Vaccins Covid : l'efficacité chez les sujets âgés en question

Par
Publié le 06/11/2020
Article réservé aux abonnés
Les stratégies de priorisation des vaccins Covid dépendront de l'efficacité observée chez les sujets âgés.
Plus de 200 candidats en phase 3 sont en développement à travers le monde

Plus de 200 candidats en phase 3 sont en développement à travers le monde
Crédit photo : Phanie

Une stratégie de priorisation des vaccins Covid aux sujets âgés se révélera-t-elle la bonne ? Si l'âge est un facteur majeur de formes graves de l'infection, il n'est pas dit que les candidats vaccins seront suffisamment efficaces dans cette tranche de la population. Dans un éditorial, deux épidémiologistes américains exposent comment définir les politiques vaccinales en fonction de la protection conférée dans les groupes à risque.

Fin juillet déjà, la Haute Autorité de santé (HAS) a publié les grandes lignes de sa stratégie de vaccination contre le Covid-19. Soignants, sujets avec comorbidités et personnes âgées sont des cibles prioritaires, mais ne seront pas forcément les individus à vacciner, comme l'a expliqué fin septembre au « Quotidien » la Pr Élisabeth Bouvet, présidente de la Commission technique des vaccinations. Encore beaucoup d'inconnues subsistent en effet autour de l'efficacité des vaccins : sécurité à long terme, durée de la protection, efficacité d'une vaccination partielle ou à moindre dose, potentiel du virus à échapper à l'immunité induite…

Et une question centrale se dégage : les vaccins vont-ils empêcher la transmission ou la survenue de formes graves ? Si les futurs candidats disponibles s'avèrent agir sur la transmission et/ou être d'une efficacité assez mauvaise chez les seniors, « il est très vraisemblable qu'ils seront proposés à l'entourage des sujets à risque et aux professionnels de santé », a précisé la responsable à la HAS.

Dans leur éditorial, Marc Lipsitch de l'École de santé publique, T. H. Chan de Harvard et Natalie Dean de l'université de Floride ne disent pas autre chose en théorisant le problème entre protection directe et indirecte.
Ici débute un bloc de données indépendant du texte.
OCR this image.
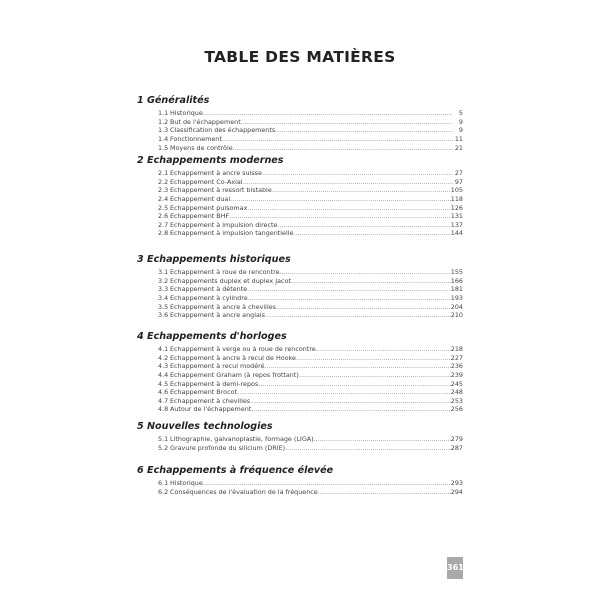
TABLE DES MATIÈRES
1 Généralités
1.1 Historique .....	5
1.2 But de l'échappement .....	9
1.3 Classification des échappements .....	9
1.4 Fonctionnement .....	11
1.5 Moyens de contrôle .....	21
2 Echappements modernes
2.1 Echappement à ancre suisse .....	27
2.2 Echappement Co-Axial .....	97
2.3 Echappement à ressort bistable .....	105
2.4 Echappement dual .....	118
2.5 Echappement pulsomax .....	126
2.6 Echappement BHF .....	131
2.7 Echappement à impulsion directe .....	137
2.8 Echappement à impulsion tangentielle .....	144
3 Echappements historiques
3.1 Echappement à roue de rencontre .....	155
3.2 Echappements duplex et duplex Jacot .....	166
3.3 Echappement à détente .....	181
3.4 Echappement à cylindre .....	193
3.5 Echappement à ancre à chevilles .....	204
3.6 Echappement à ancre anglais .....	210
4 Echappements d'horloges
4.1 Echappement à verge ou à roue de rencontre .....	218
4.2 Echappement à ancre à recul de Hooke .....	227
4.3 Echappement à recul modéré .....	236
4.4 Echappement Graham (à repos frottant) .....	239
4.5 Echappement à demi-repos .....	245
4.6 Echappement Brocot .....	248
4.7 Echappement à chevilles .....	253
4.8 Autour de l'échappement .....	256
5 Nouvelles technologies
5.1 Lithographie, galvanoplastie, formage (LIGA) .....	279
5.2 Gravure profonde du silicium (DRIE) .....	287
6 Echappements à fréquence élevée
6.1 Historique .....	293
6.2 Conséquences de l'évaluation de la fréquence .....	294
361
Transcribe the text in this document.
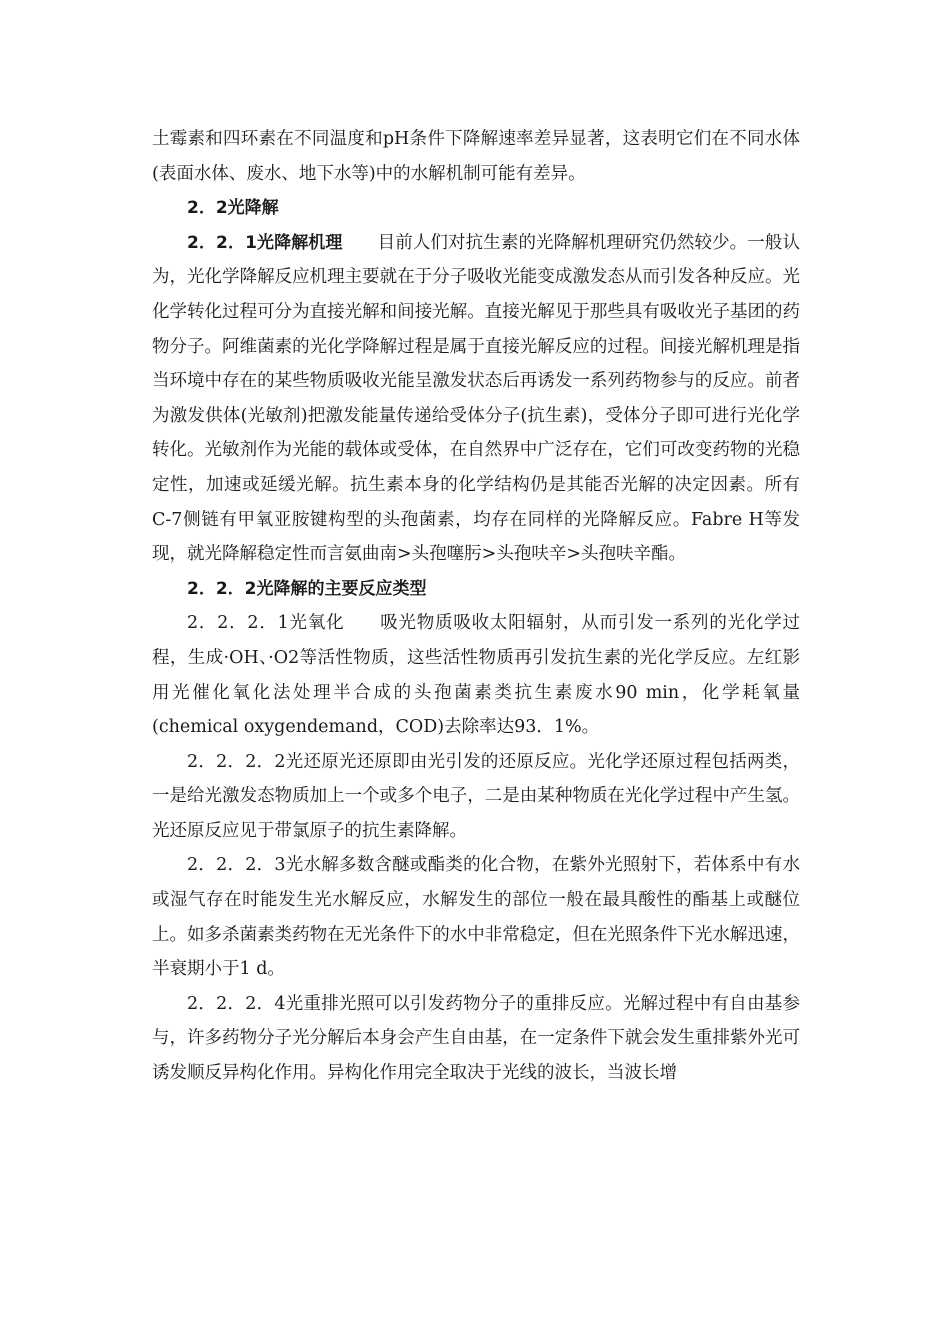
土霉素和四环素在不同温度和pH条件下降解速率差异显著，这表明它们在不同水体(表面水体、废水、地下水等)中的水解机制可能有差异。

2．2光降解

2．2．1光降解机理 目前人们对抗生素的光降解机理研究仍然较少。一般认为，光化学降解反应机理主要就在于分子吸收光能变成激发态从而引发各种反应。光化学转化过程可分为直接光解和间接光解。直接光解见于那些具有吸收光子基团的药物分子。阿维菌素的光化学降解过程是属于直接光解反应的过程。间接光解机理是指当环境中存在的某些物质吸收光能呈激发状态后再诱发一系列药物参与的反应。前者为激发供体(光敏剂)把激发能量传递给受体分子(抗生素)，受体分子即可进行光化学转化。光敏剂作为光能的载体或受体，在自然界中广泛存在，它们可改变药物的光稳定性，加速或延缓光解。抗生素本身的化学结构仍是其能否光解的决定因素。所有C-7侧链有甲氧亚胺键构型的头孢菌素，均存在同样的光降解反应。Fabre H等发现，就光降解稳定性而言氨曲南>头孢噻肟>头孢呋辛>头孢呋辛酯。

2．2．2光降解的主要反应类型

2．2．2．1光氧化 吸光物质吸收太阳辐射，从而引发一系列的光化学过程，生成·OH、·O2等活性物质，这些活性物质再引发抗生素的光化学反应。左红影用光催化氧化法处理半合成的头孢菌素类抗生素废水90 min，化学耗氧量(chemical oxygendemand，COD)去除率达93．1%。

2．2．2．2光还原光还原即由光引发的还原反应。光化学还原过程包括两类，一是给光激发态物质加上一个或多个电子，二是由某种物质在光化学过程中产生氢。光还原反应见于带氯原子的抗生素降解。

2．2．2．3光水解多数含醚或酯类的化合物，在紫外光照射下，若体系中有水或湿气存在时能发生光水解反应，水解发生的部位一般在最具酸性的酯基上或醚位上。如多杀菌素类药物在无光条件下的水中非常稳定，但在光照条件下光水解迅速，半衰期小于1 d。

2．2．2．4光重排光照可以引发药物分子的重排反应。光解过程中有自由基参与，许多药物分子光分解后本身会产生自由基，在一定条件下就会发生重排紫外光可诱发顺反异构化作用。异构化作用完全取决于光线的波长，当波长增
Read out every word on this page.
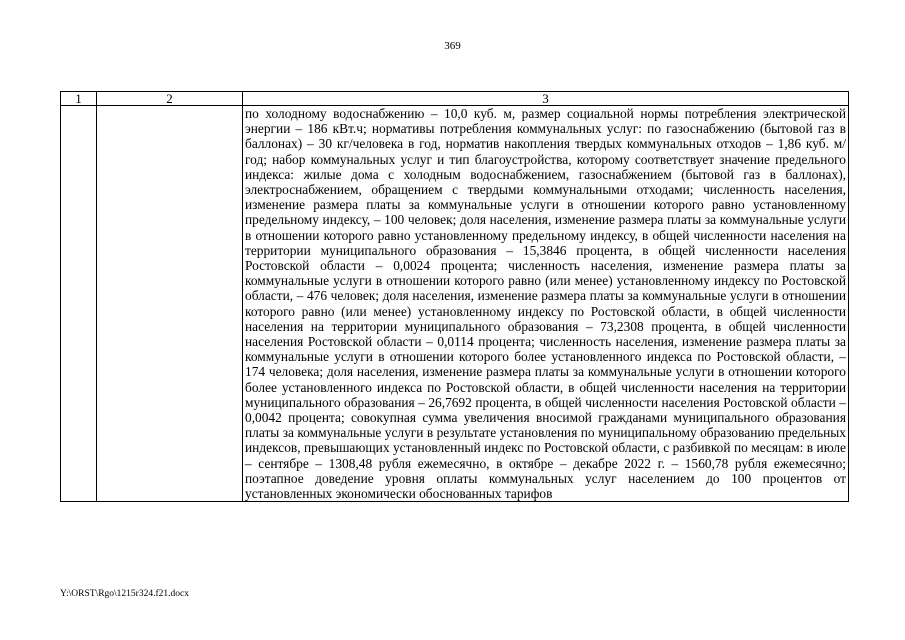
369
1	2	3
		по холодному водоснабжению – 10,0 куб. м, размер социальной нормы потребления электрической энергии – 186 кВт.ч; нормативы потребления коммунальных услуг: по газоснабжению (бытовой газ в баллонах) – 30 кг/человека в год, норматив накопления твердых коммунальных отходов – 1,86 куб. м/год; набор коммунальных услуг и тип благоустройства, которому соответствует значение предельного индекса: жилые дома с холодным водоснабжением, газоснабжением (бытовой газ в баллонах), электроснабжением, обращением с твердыми коммунальными отходами; численность населения, изменение размера платы за коммунальные услуги в отношении которого равно установленному предельному индексу, – 100 человек; доля населения, изменение размера платы за коммунальные услуги в отношении которого равно установленному предельному индексу, в общей численности населения на территории муниципального образования – 15,3846 процента, в общей численности населения Ростовской области – 0,0024 процента; численность населения, изменение размера платы за коммунальные услуги в отношении которого равно (или менее) установленному индексу по Ростовской области, – 476 человек; доля населения, изменение размера платы за коммунальные услуги в отношении которого равно (или менее) установленному индексу по Ростовской области, в общей численности населения на территории муниципального образования – 73,2308 процента, в общей численности населения Ростовской области – 0,0114 процента; численность населения, изменение размера платы за коммунальные услуги в отношении которого более установленного индекса по Ростовской области, – 174 человека; доля населения, изменение размера платы за коммунальные услуги в отношении которого более установленного индекса по Ростовской области, в общей численности населения на территории муниципального образования – 26,7692 процента, в общей численности населения Ростовской области – 0,0042 процента; совокупная сумма увеличения вносимой гражданами муниципального образования платы за коммунальные услуги в результате установления по муниципальному образованию предельных индексов, превышающих установленный индекс по Ростовской области, с разбивкой по месяцам: в июле – сентябре – 1308,48 рубля ежемесячно, в октябре – декабре 2022 г. – 1560,78 рубля ежемесячно; поэтапное доведение уровня оплаты коммунальных услуг населением до 100 процентов от установленных экономически обоснованных тарифов
Y:\ORST\Rgo\1215r324.f21.docx
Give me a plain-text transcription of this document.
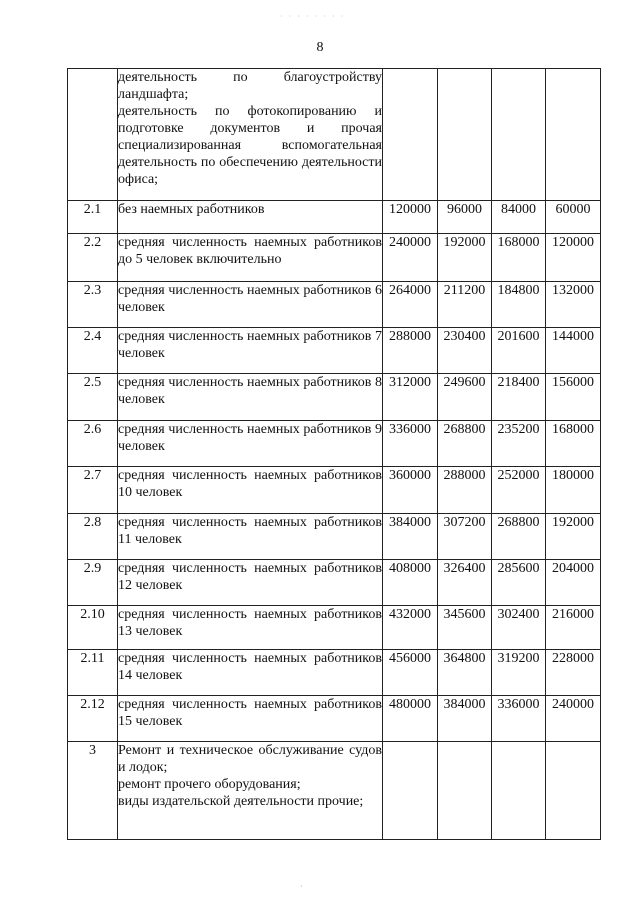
· · · · · · · ·
8

	деятельность по благоустройству ландшафта;
деятельность по фотокопированию и подготовке документов и прочая специализированная вспомогательная деятельность по обеспечению деятельности офиса;				

2.1	без наемных работников	120000	96000	84000	60000
2.2	средняя численность наемных работников до 5 человек включительно	240000	192000	168000	120000
2.3	средняя численность наемных работников 6 человек	264000	211200	184800	132000
2.4	средняя численность наемных работников 7 человек	288000	230400	201600	144000
2.5	средняя численность наемных работников 8 человек	312000	249600	218400	156000
2.6	средняя численность наемных работников 9 человек	336000	268800	235200	168000
2.7	средняя численность наемных работников 10 человек	360000	288000	252000	180000
2.8	средняя численность наемных работников 11 человек	384000	307200	268800	192000
2.9	средняя численность наемных работников 12 человек	408000	326400	285600	204000
2.10	средняя численность наемных работников 13 человек	432000	345600	302400	216000
2.11	средняя численность наемных работников 14 человек	456000	364800	319200	228000
2.12	средняя численность наемных работников 15 человек	480000	384000	336000	240000
3	Ремонт и техническое обслуживание судов и лодок;
ремонт прочего оборудования;
виды издательской деятельности прочие;				

·
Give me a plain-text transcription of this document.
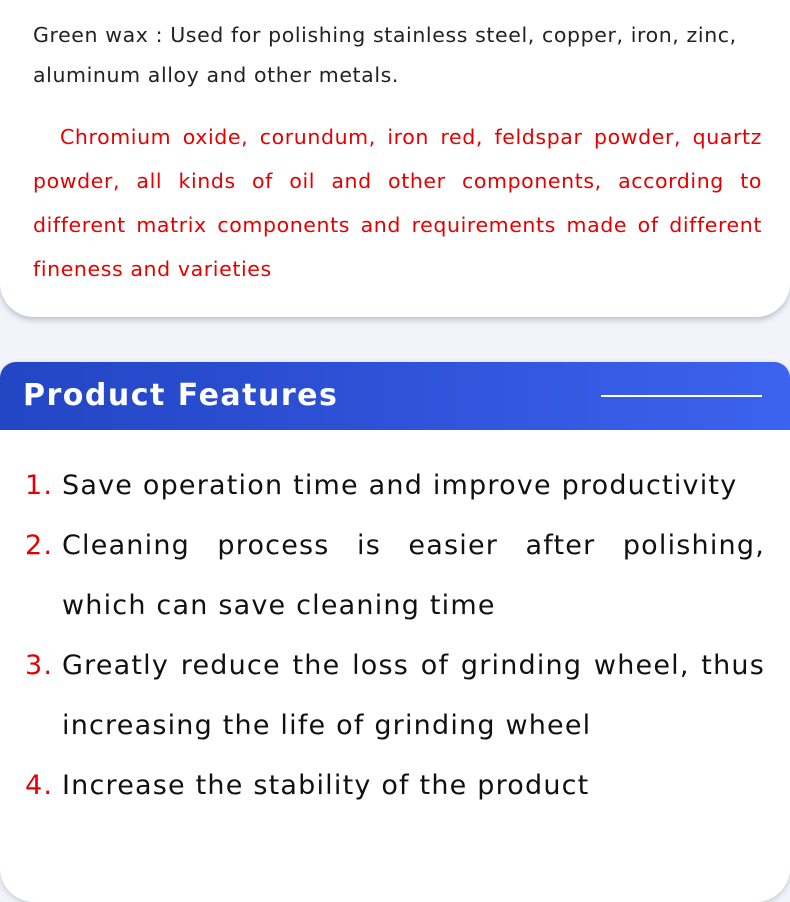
Green wax : Used for polishing stainless steel, copper, iron, zinc, aluminum alloy and other metals.

Chromium oxide, corundum, iron red, feldspar powder, quartz powder, all kinds of oil and other components, according to different matrix components and requirements made of different fineness and varieties

Product Features
1. Save operation time and improve productivity
2. Cleaning process is easier after polishing, which can save cleaning time
3. Greatly reduce the loss of grinding wheel, thus increasing the life of grinding wheel
4. Increase the stability of the product
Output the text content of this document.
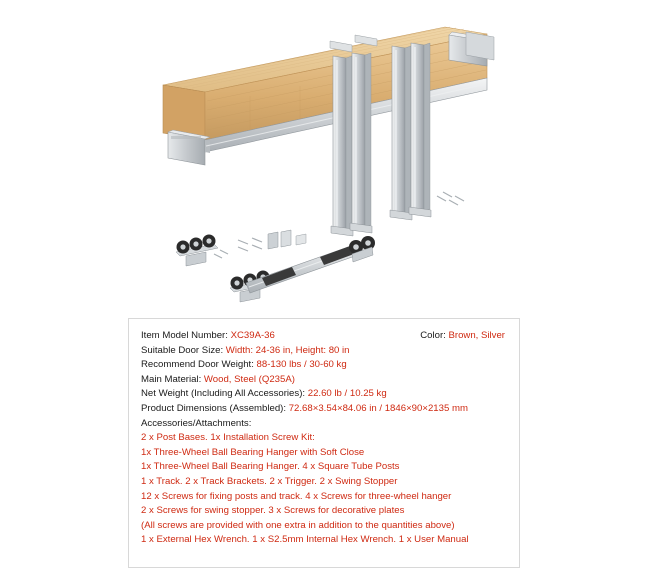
Item Model Number: XC39A-36	Color: Brown, Silver
Suitable Door Size: Width: 24-36 in, Height: 80 in
Recommend Door Weight: 88-130 lbs / 30-60 kg
Main Material: Wood, Steel (Q235A)
Net Weight (Including All Accessories): 22.60 lb / 10.25 kg
Product Dimensions (Assembled): 72.68×3.54×84.06 in / 1846×90×2135 mm
Accessories/Attachments:
2 x Post Bases. 1x Installation Screw Kit:
1x Three-Wheel Ball Bearing Hanger with Soft Close
1x Three-Wheel Ball Bearing Hanger. 4 x Square Tube Posts
1 x Track. 2 x Track Brackets. 2 x Trigger. 2 x Swing Stopper
12 x Screws for fixing posts and track. 4 x Screws for three-wheel hanger
2 x Screws for swing stopper. 3 x Screws for decorative plates
(All screws are provided with one extra in addition to the quantities above)
1 x External Hex Wrench. 1 x S2.5mm Internal Hex Wrench. 1 x User Manual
Les deux spécialistes américains citent en exemple le vaccin antigrippal qui reste peu efficace chez les sujets âgés avec une réponse immunitaire faible et de courte durée. Si les plus de 65 ans font toujours partie des cibles prioritaires en France, des stratégies de protection indirecte sont avancées pour gagner en efficacité via la vaccination des plus jeunes.

En serait-il de même pour le Covid ? Pour l'instant, il n'y a pas de réponse claire, car les essais de phase 3 n'ont pas la puissance nécessaire pour évaluer de façon fiable l'efficacité dans des sous-groupes, tels que les sujets âgés. Le problème est d'autant plus marqué que les personnes âgées sont encore sous-représentées dans les études.

Solutions pour générer des données

Pour les deux épidémiologistes, un suivi en aveugle à long terme devrait apporter des données sur les effets du vaccin selon l'âge, comme prévoit de le faire jusqu'à 12 mois l'essai Solidarity de l'Organisation mondiale de la Santé (OMS). Mais ce n'est pas sans risque éthique : les participants pourraient être appelés à renoncer au vaccin alors que ce dernier devient disponible en quantités suffisantes. Outre le suivi prolongé, les méta-analyses peuvent apporter des éléments de réponse, en compilant les données d'essais multiples, comme c'est le cas pour le vaccin d'AstraZeneca développé avec l'université d'Oxford et testé aux États-Unis, en Afrique du Sud, au Royaume-Uni ou encore au Brésil. 

De multiples vaccins aux effets différents

Le suivi post-AMM de cohortes prioritaires pourrait se révéler également très informatif en offrant la possibilité de s'intégrer aux programmes existants pour la grippe. Un tel système permettrait ainsi de surveiller simultanément plusieurs vaccins.

Les stratégies de priorisation des vaccins chez les sujets âgés dépendront ainsi de l'effet sur la contagiosité et sur la sévérité de la maladie. Pour les éditorialistes, l'un des pires scénarios serait un vaccin efficace qui réduit l'expression de l'infection chez les plus jeunes mais sans fournir une protection directe ou indirecte chez les plus âgés.

Les épidémiologistes gardent néanmoins espoir car les candidats vaccins en développement sont nombreux et utilisent un mélange de technologies existantes et innovantes. Et de conclure : « Bien que les vaccins varient dans leurs caractéristiques, disposer de preuves fiables sur la protection directe et indirecte peut aider à planifier comment les utiliser de façon coordonnée ». Si une dizaine est avancée en phase 3, plus de 200 vaccins sont en développement contre le Covid à travers le monde.